Il s'induit de l'ensemble de ces éléments que les sociétés Expansion L.B. Jack et P. n'ont pas finalisé leur accord contractuel.
Il convient donc de confirmer le jugement entrepris en ce qu'il a rejeté l'ensemble des prétentions fondées sur un tel contrat et sa résiliation.
Sur la rupture des pourparlers pré contractuels
- par la société P.
Par un courrier en date du 4 février 2016 émanant de son conseil, la société P. relevait qu'elle avait reçu tardivement le DIP, qu'elle n'avait pu prendre connaissance du projet de contrat de licence de marque qu'après avoir réalisé un certain nombre d'investissements, que ce projet de contrat présentait des clauses léonines ou inéquitables notamment la clause qui fixait à 13 000 euros le prix d'une formation du personnel qui n'avait pas été satisfaisante ; elle proposait une médiation.

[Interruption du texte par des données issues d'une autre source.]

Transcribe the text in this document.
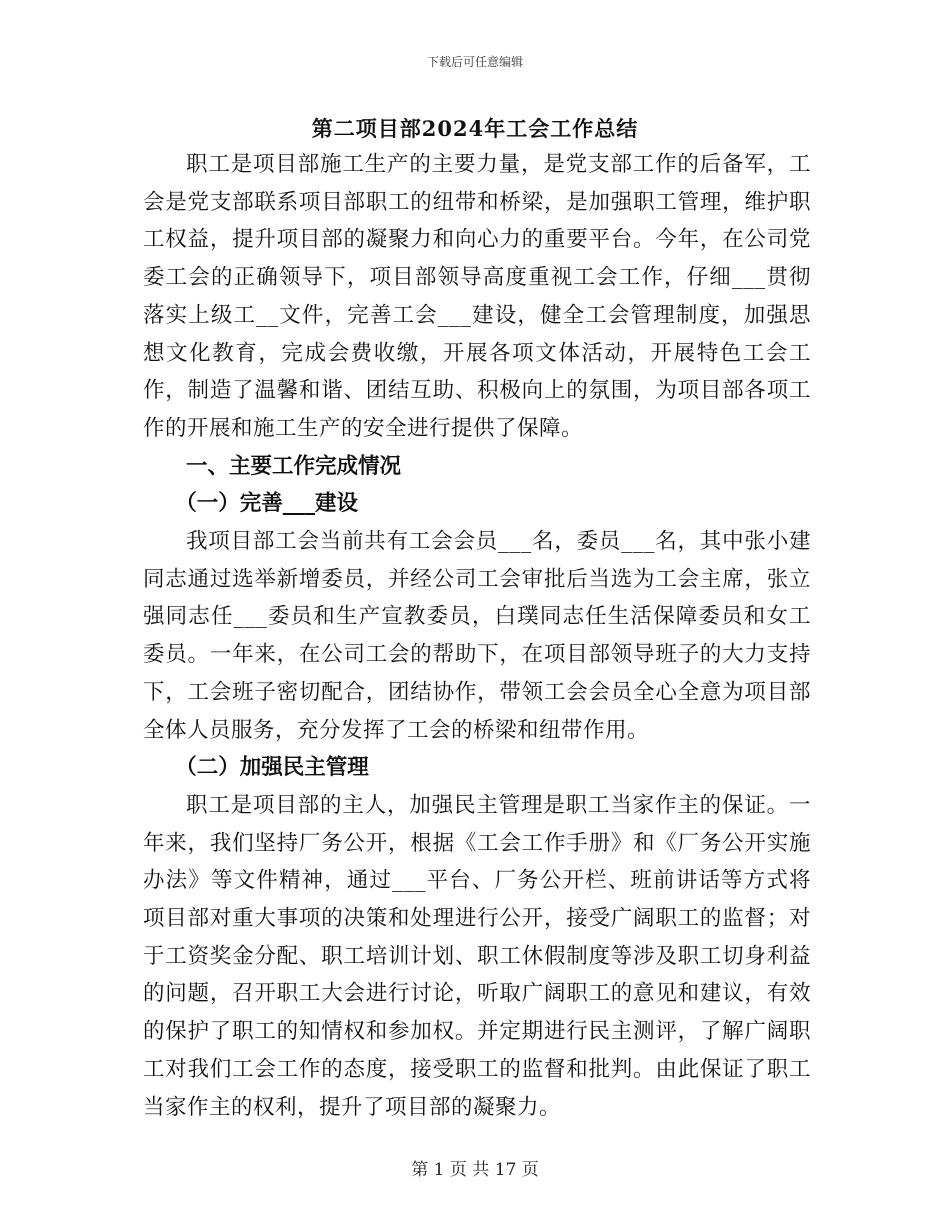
下载后可任意编辑
第二项目部2024年工会工作总结

职工是项目部施工生产的主要力量，是党支部工作的后备军，工会是党支部联系项目部职工的纽带和桥梁，是加强职工管理，维护职工权益，提升项目部的凝聚力和向心力的重要平台。今年，在公司党委工会的正确领导下，项目部领导高度重视工会工作，仔细___贯彻落实上级工__文件，完善工会___建设，健全工会管理制度，加强思想文化教育，完成会费收缴，开展各项文体活动，开展特色工会工作，制造了温馨和谐、团结互助、积极向上的氛围，为项目部各项工作的开展和施工生产的安全进行提供了保障。

一、主要工作完成情况

（一）完善___建设

我项目部工会当前共有工会会员___名，委员___名，其中张小建同志通过选举新增委员，并经公司工会审批后当选为工会主席，张立强同志任___委员和生产宣教委员，白璞同志任生活保障委员和女工委员。一年来，在公司工会的帮助下，在项目部领导班子的大力支持下，工会班子密切配合，团结协作，带领工会会员全心全意为项目部全体人员服务，充分发挥了工会的桥梁和纽带作用。

（二）加强民主管理

职工是项目部的主人，加强民主管理是职工当家作主的保证。一年来，我们坚持厂务公开，根据《工会工作手册》和《厂务公开实施办法》等文件精神，通过___平台、厂务公开栏、班前讲话等方式将项目部对重大事项的决策和处理进行公开，接受广阔职工的监督；对于工资奖金分配、职工培训计划、职工休假制度等涉及职工切身利益的问题，召开职工大会进行讨论，听取广阔职工的意见和建议，有效的保护了职工的知情权和参加权。并定期进行民主测评，了解广阔职工对我们工会工作的态度，接受职工的监督和批判。由此保证了职工当家作主的权利，提升了项目部的凝聚力。

第 1 页 共 17 页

Le 25 février, la société P. faisait écrire à la société Expansion L.B. Jack qu'elle n'avait pas reçu réponse à son précédent courrier, qu'elle mettait fin aux relations et qu'elle se réservait de solliciter l'indemnisation du préjudice né de l'obligation de changer l'agencement de son établissement et son matériel, de trouver une autre marque et d'engager une nouvelle campagne publicitaire.
Il est manifeste qu'à ces dates, les pourparlers contractuels étaient particulièrement avancés puisque le restaurant à l'enseigne La Pataterie avait été transformé pour adopter un style 'American vintage' et que l'établissement était effectivement ouvert depuis un mois sous l'enseigne Little B. Jack.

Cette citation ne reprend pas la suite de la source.